FIFTY-FOUR
Patrick
Icame up here to end it.
Driving home, Cari turned in her seat toward the door like she couldn’t wait to get out and away from me, I’d come to the conclusion that we weren’t going to work. I’ve changed, and so has she.
We’re together less than thirty-six hours, and we’re back to where we started. Angry and confused. Unable to say how we really feel. Ask for what we really want. It’s not good, for either of us.
So, yeah. I was going to end it.
I helped her out of the car. Unlocked her door and let her into the apartment. Grabbed a bottle of water because my mouth was so goddamned dry it felt like I’d been chewing on sand all night, and waited for her to catch up.
Then she told me to leave and started screaming at me about fuck this and fuck that. I dragged her to her old bedroom and then I almost fuck her to death because I can’t not touch her and the fact that she won’t tell me how she feels makes me feel insane. Like a total fucking pussy who can’t stop thinking and feeling and wanting things it’s becoming increasingly clear, I’m not supposed to have.
Turning my head, I see the shadowy outline of them, stacked in the corner. I told myself I was going to the charity opening to be supportive. After my spread in Bostonian came out, the event sold out in thirty minutes. I felt obligated to at least make an appearance—so obligated, I considered sending Conner in my place. It took less than three seconds to realize how bad that idea was.
So, I told myself I’d go. For Cari and for the charity. I’d drink a glass of flat champagne, eat a couple stuffed mushroom caps, pose for some pictures, write a donation check for a few thousand dollars and leave.
That was the plan.
Mingle. Pictures. Cut check. Leave.
At some point, I’m going to have to accept the fact that when it comes to Cari, there is no plan. At least not one I’m able to follow with any degree of success.
I wasn’t there five minutes before I found Miranda, standing in front of a painting of me eating a bowl of cereal, talking to a well-heeled couple about the artist’s motivations.
It was a total Twin Peaks moment. So surreal that for a moment, I forgot why I was there.
“I want them,” I blurt out, cutting into their conversation, Miranda looking at me like I’d lost my mind. “All of them.”
Miranda gave me a look that was part sympathy, part pity, and part annoyance. “Patrick, I was just telling Mr. and Mrs. Stegson about—”
“One million dollars,” I said, causing the guy standing next to me to choke on his mushroom cap.
Miranda gave me a small smile while laying a hand on my arm. “Patrick, I—”
“I’m dead serious, Miranda,” I said, shrugging off her hand. “I’ll give you one million dollars for every single one of them.”

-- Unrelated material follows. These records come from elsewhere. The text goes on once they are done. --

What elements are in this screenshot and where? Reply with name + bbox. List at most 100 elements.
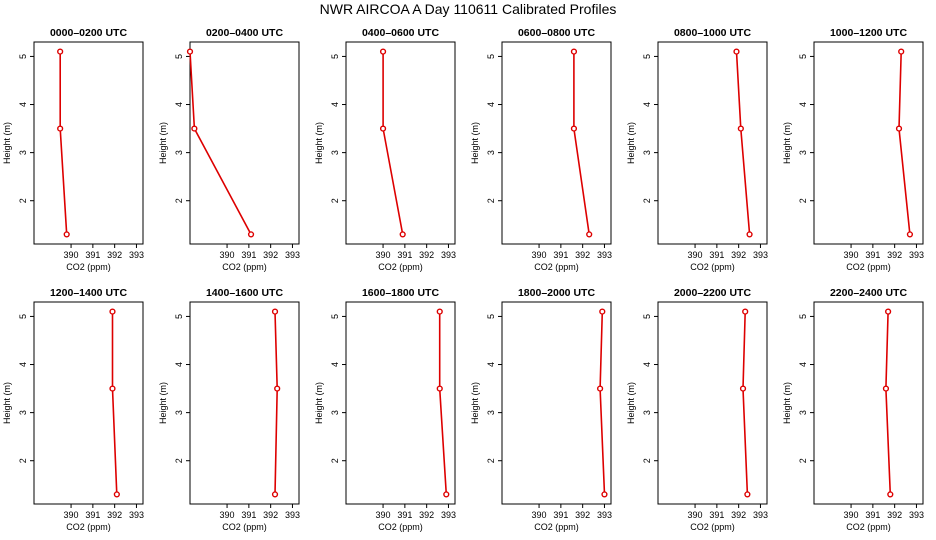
x-tick-label: 390 (532, 250, 547, 260)
y-axis-label: Height (m) (2, 382, 12, 424)
y-axis-label: Height (m) (158, 382, 168, 424)
y-tick-label: 2 (486, 198, 496, 203)
y-tick-label: 3 (18, 150, 28, 155)
x-tick-label: 393 (441, 510, 456, 520)
x-tick-label: 393 (753, 510, 768, 520)
co2-data-point (191, 125, 198, 132)
x-axis-label: CO2 (ppm) (534, 522, 579, 532)
y-tick-label: 3 (486, 410, 496, 415)
y-tick-label: 3 (642, 150, 652, 155)
panel-7: 1200–1400 UTC 390 391 392 393 2 3 4 5 CO2 (ppm) He… (2, 287, 144, 532)
co2-profile-line (189, 51, 252, 235)
y-tick-label: 4 (330, 102, 340, 107)
co2-data-point (601, 491, 608, 498)
x-axis-label: CO2 (ppm) (66, 262, 111, 272)
co2-data-point (63, 231, 70, 238)
y-tick-label: 5 (486, 314, 496, 319)
y-tick-label: 2 (642, 458, 652, 463)
x-axis-label: CO2 (ppm) (222, 522, 267, 532)
panel-title: 0200–0400 UTC (206, 27, 283, 39)
x-tick-label: 391 (241, 250, 256, 260)
co2-data-point (186, 48, 194, 55)
panel-12: 2200–2400 UTC 390 391 392 393 2 3 4 5 CO2 (ppm) He… (782, 287, 924, 532)
x-tick-label: 393 (285, 250, 300, 260)
y-tick-label: 5 (174, 54, 184, 59)
x-tick-label: 391 (865, 510, 880, 520)
co2-data-point (436, 385, 443, 392)
x-axis-label: CO2 (ppm) (378, 262, 423, 272)
chart-title: NWR AIRCOA A Day 110611 Calibrated Profi… (320, 1, 617, 17)
plot-frame (657, 41, 768, 245)
x-tick-label: 393 (909, 510, 924, 520)
co2-profile-line (742, 311, 749, 495)
y-axis-label: Height (m) (470, 382, 480, 424)
panel-5: 0800–1000 UTC 390 391 392 393 2 3 4 5 CO2 (ppm) He… (626, 27, 768, 272)
co2-data-point (57, 125, 64, 132)
y-axis-label: Height (m) (626, 382, 636, 424)
co2-data-point (906, 231, 914, 238)
co2-profile-line (573, 51, 590, 235)
co2-profile-line (735, 51, 751, 235)
x-tick-label: 392 (419, 250, 434, 260)
y-tick-label: 5 (330, 54, 340, 59)
y-tick-label: 3 (798, 150, 808, 155)
y-tick-label: 5 (18, 314, 28, 319)
panel-3: 0400–0600 UTC 390 391 392 393 2 3 4 5 CO2 (ppm) He… (314, 27, 456, 272)
panel-title: 1200–1400 UTC (50, 287, 127, 299)
y-tick-label: 4 (486, 102, 496, 107)
y-axis-label: Height (m) (626, 122, 636, 164)
y-tick-label: 4 (330, 362, 340, 367)
x-tick-label: 390 (376, 250, 391, 260)
x-tick-label: 392 (731, 510, 746, 520)
y-tick-label: 4 (642, 102, 652, 107)
panel-8: 1400–1600 UTC 390 391 392 393 2 3 4 5 CO2 (ppm) He… (158, 287, 300, 532)
plot-frame (189, 301, 300, 505)
co2-data-point (271, 491, 279, 498)
x-tick-label: 391 (241, 510, 256, 520)
x-tick-label: 392 (887, 510, 902, 520)
x-tick-label: 392 (107, 510, 122, 520)
panel-title: 0600–0800 UTC (518, 27, 595, 39)
x-tick-label: 392 (731, 250, 746, 260)
co2-data-point (733, 48, 740, 55)
y-axis-label: Height (m) (158, 122, 168, 164)
co2-profile-line (382, 51, 404, 235)
panel-2: 0200–0400 UTC 390 391 392 393 2 3 4 5 CO2 (ppm) He… (158, 27, 300, 272)
panel-1: 0000–0200 UTC 390 391 392 393 2 3 4 5 CO2 (ppm) He… (2, 27, 144, 272)
x-axis-label: CO2 (ppm) (534, 262, 579, 272)
x-tick-label: 393 (441, 250, 456, 260)
plot-frame (813, 301, 924, 505)
co2-data-point (399, 231, 406, 238)
y-axis-label: Height (m) (314, 122, 324, 164)
panel-11: 2000–2200 UTC 390 391 392 393 2 3 4 5 CO2 (ppm) He… (626, 287, 768, 532)
x-tick-label: 390 (844, 510, 859, 520)
y-tick-label: 3 (486, 150, 496, 155)
panel-6: 1000–1200 UTC 390 391 392 393 2 3 4 5 CO2 (ppm) He… (782, 27, 924, 272)
x-tick-label: 390 (220, 510, 235, 520)
x-axis-label: CO2 (ppm) (66, 522, 111, 532)
x-tick-label: 390 (64, 250, 79, 260)
x-tick-label: 393 (753, 250, 768, 260)
x-axis-label: CO2 (ppm) (846, 522, 891, 532)
co2-profile-line (898, 51, 911, 235)
co2-data-point (57, 48, 64, 55)
y-tick-label: 4 (18, 362, 28, 367)
x-tick-label: 391 (85, 510, 100, 520)
y-tick-label: 4 (18, 102, 28, 107)
y-tick-label: 2 (18, 458, 28, 463)
co2-data-point (885, 308, 892, 315)
co2-profile-line (111, 311, 118, 495)
y-axis-label: Height (m) (2, 122, 12, 164)
y-tick-label: 2 (798, 198, 808, 203)
x-tick-label: 392 (575, 250, 590, 260)
y-tick-label: 2 (174, 458, 184, 463)
y-tick-label: 5 (330, 314, 340, 319)
co2-data-point (271, 308, 279, 315)
y-tick-label: 2 (642, 198, 652, 203)
co2-data-point (109, 308, 116, 315)
x-axis-label: CO2 (ppm) (690, 522, 735, 532)
panel-title: 1600–1800 UTC (362, 287, 439, 299)
y-tick-label: 2 (330, 198, 340, 203)
co2-data-point (570, 48, 578, 55)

I know what this looks like. Like I’m making some sad, desperate bid to get Cari back but that’s not what this is. This is about me and the fact that whether she knew it or not, Cari wasn’t painting me. She was painting the way she feels about me. And no one gets to own a piece of that.
Of us.
“Will you excuse us for a moment,” Miranda said, flashing the couple a thin smile while hooking her arm through mine to drag me to her office.

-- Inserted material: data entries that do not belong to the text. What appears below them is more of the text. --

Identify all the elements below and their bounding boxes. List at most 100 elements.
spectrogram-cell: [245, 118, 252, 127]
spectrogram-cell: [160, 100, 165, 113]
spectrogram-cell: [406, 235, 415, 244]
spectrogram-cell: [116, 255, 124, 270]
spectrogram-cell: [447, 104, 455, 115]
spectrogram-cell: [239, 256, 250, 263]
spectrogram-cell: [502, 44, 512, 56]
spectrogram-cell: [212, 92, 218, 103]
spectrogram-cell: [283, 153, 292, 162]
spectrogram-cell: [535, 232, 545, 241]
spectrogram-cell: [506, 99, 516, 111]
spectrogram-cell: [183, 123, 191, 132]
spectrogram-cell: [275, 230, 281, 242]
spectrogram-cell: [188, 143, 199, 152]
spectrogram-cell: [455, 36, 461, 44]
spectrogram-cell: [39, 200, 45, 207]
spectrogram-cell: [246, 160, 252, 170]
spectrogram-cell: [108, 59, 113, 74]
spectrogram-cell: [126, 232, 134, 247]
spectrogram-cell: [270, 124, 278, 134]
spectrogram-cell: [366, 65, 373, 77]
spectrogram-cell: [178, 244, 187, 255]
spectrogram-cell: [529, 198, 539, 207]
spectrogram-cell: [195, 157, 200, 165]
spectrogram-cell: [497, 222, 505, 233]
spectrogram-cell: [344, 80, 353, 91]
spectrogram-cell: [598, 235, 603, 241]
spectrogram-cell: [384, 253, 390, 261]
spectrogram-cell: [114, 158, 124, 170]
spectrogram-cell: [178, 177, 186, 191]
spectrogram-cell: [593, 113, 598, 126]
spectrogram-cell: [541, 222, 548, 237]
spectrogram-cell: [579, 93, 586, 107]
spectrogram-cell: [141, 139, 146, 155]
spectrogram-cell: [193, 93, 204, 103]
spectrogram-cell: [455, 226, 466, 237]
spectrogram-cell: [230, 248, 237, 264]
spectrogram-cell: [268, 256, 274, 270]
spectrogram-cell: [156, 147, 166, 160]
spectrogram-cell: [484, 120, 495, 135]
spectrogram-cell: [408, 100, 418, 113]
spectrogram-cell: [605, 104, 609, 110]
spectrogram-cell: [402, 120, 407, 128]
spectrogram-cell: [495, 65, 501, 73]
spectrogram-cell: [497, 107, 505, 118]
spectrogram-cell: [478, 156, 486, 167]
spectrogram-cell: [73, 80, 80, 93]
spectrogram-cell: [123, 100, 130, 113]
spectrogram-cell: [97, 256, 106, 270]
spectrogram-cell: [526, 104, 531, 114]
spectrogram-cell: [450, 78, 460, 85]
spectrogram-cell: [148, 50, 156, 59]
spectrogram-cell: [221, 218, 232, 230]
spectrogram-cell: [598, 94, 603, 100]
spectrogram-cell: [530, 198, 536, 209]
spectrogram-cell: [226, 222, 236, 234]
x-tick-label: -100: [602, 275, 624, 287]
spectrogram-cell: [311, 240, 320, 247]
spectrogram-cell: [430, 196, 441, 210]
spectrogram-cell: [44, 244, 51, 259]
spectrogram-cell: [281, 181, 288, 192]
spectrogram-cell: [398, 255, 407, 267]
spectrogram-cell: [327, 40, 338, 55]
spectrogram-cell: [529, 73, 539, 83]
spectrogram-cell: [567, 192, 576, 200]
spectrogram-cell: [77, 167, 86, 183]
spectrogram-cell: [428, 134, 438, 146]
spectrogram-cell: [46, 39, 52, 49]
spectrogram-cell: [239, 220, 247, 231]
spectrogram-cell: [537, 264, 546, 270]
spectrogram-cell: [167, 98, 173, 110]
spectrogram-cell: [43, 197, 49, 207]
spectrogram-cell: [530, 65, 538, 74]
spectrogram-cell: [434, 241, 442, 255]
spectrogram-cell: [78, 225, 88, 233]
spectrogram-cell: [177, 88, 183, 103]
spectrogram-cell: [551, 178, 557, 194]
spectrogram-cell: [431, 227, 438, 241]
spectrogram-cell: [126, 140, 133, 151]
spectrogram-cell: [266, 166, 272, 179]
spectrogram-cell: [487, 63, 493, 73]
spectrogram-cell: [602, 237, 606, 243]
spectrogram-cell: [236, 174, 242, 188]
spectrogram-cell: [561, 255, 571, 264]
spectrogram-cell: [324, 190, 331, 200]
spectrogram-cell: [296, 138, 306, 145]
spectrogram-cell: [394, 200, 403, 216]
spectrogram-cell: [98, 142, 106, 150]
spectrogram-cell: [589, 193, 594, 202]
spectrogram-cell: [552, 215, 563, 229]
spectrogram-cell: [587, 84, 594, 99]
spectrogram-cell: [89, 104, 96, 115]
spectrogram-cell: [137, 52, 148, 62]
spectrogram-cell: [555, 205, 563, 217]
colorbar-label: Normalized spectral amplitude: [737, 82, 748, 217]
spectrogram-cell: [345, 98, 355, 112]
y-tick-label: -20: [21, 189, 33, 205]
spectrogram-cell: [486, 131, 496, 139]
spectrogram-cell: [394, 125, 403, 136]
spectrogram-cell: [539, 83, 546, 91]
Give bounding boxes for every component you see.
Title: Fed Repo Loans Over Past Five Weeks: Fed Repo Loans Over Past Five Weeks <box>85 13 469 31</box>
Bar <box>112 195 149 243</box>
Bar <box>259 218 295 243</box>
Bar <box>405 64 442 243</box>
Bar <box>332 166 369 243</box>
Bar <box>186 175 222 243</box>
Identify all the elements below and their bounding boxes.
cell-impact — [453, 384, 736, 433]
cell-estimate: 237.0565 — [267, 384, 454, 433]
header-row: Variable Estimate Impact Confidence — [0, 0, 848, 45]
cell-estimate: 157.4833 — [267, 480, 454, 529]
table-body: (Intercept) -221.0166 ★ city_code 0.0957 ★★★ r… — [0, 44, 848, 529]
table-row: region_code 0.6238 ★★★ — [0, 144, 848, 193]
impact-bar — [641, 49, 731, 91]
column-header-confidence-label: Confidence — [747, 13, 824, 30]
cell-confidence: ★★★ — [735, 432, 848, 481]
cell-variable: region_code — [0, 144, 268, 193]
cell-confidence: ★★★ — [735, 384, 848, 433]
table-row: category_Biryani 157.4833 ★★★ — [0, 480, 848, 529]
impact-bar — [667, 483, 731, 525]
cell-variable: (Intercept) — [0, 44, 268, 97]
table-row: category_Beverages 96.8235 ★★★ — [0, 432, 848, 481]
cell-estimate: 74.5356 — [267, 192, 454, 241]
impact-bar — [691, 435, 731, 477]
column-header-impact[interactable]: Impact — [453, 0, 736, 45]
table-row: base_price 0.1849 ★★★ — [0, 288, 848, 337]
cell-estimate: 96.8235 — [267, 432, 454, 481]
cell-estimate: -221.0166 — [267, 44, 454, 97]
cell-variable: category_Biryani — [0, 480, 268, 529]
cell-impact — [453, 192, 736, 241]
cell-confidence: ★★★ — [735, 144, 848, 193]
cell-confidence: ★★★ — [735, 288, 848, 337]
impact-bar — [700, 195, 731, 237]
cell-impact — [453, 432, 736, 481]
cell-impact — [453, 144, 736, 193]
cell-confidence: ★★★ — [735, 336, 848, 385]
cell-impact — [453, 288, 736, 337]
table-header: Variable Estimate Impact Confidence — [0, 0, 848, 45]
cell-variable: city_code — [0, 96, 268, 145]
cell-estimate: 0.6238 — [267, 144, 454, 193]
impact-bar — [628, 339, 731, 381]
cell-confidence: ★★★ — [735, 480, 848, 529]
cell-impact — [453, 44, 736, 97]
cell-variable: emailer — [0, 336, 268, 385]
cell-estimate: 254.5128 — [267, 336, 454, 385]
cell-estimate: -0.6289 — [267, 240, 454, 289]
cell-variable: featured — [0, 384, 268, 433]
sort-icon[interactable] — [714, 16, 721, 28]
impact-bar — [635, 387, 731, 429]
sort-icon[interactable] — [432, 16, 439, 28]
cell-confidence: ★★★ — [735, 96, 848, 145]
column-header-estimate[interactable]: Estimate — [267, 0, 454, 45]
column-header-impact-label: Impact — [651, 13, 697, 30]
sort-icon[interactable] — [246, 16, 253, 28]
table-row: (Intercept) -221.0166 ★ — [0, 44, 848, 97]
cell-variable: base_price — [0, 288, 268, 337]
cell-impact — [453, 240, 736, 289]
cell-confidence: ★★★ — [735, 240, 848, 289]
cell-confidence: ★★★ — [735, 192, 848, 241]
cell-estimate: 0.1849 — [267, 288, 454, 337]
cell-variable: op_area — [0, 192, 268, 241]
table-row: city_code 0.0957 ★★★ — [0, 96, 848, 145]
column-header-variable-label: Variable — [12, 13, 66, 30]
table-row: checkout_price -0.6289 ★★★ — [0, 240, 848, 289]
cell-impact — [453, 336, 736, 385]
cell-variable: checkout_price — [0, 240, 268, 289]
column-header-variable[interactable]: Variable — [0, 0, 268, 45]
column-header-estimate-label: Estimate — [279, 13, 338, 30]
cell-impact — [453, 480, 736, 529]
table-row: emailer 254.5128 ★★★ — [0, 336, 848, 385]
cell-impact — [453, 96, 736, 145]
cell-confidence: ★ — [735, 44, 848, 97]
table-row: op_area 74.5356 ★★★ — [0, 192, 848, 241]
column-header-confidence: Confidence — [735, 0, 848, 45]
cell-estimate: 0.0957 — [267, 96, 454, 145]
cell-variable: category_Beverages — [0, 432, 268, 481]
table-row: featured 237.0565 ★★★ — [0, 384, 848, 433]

As soon as she shuts the door behind us, she turns on me with a scowl. “Look, Patrick,” she says, her face softening a bit. “I understand how hard this must be for you, but—”
I pull out my wallet and flip my Amex black card onto her desk. “Call my office in the morning and make delivery arrangements with my assistant.”
That shut her up.
Remembering the look on Miranda’s face when the word APPROVED flashed across her credit card terminal makes me smile, but it fades quickly.
Buying those paintings didn’t change anything.
Turning my face toward the ceiling, I watch the night sky framed by the skylight. Cari sleeps beside me, her cheek pressed against my shoulder. Her breath on my neck. Hand on my chest. Legs tangled around mine.
Laying with her like this makes it easy to believe she meant what she said earlier. What I made her say. That she’s mine. That she belongs to me.
With me.
Which might be the biggest lie I’ve ever told myself.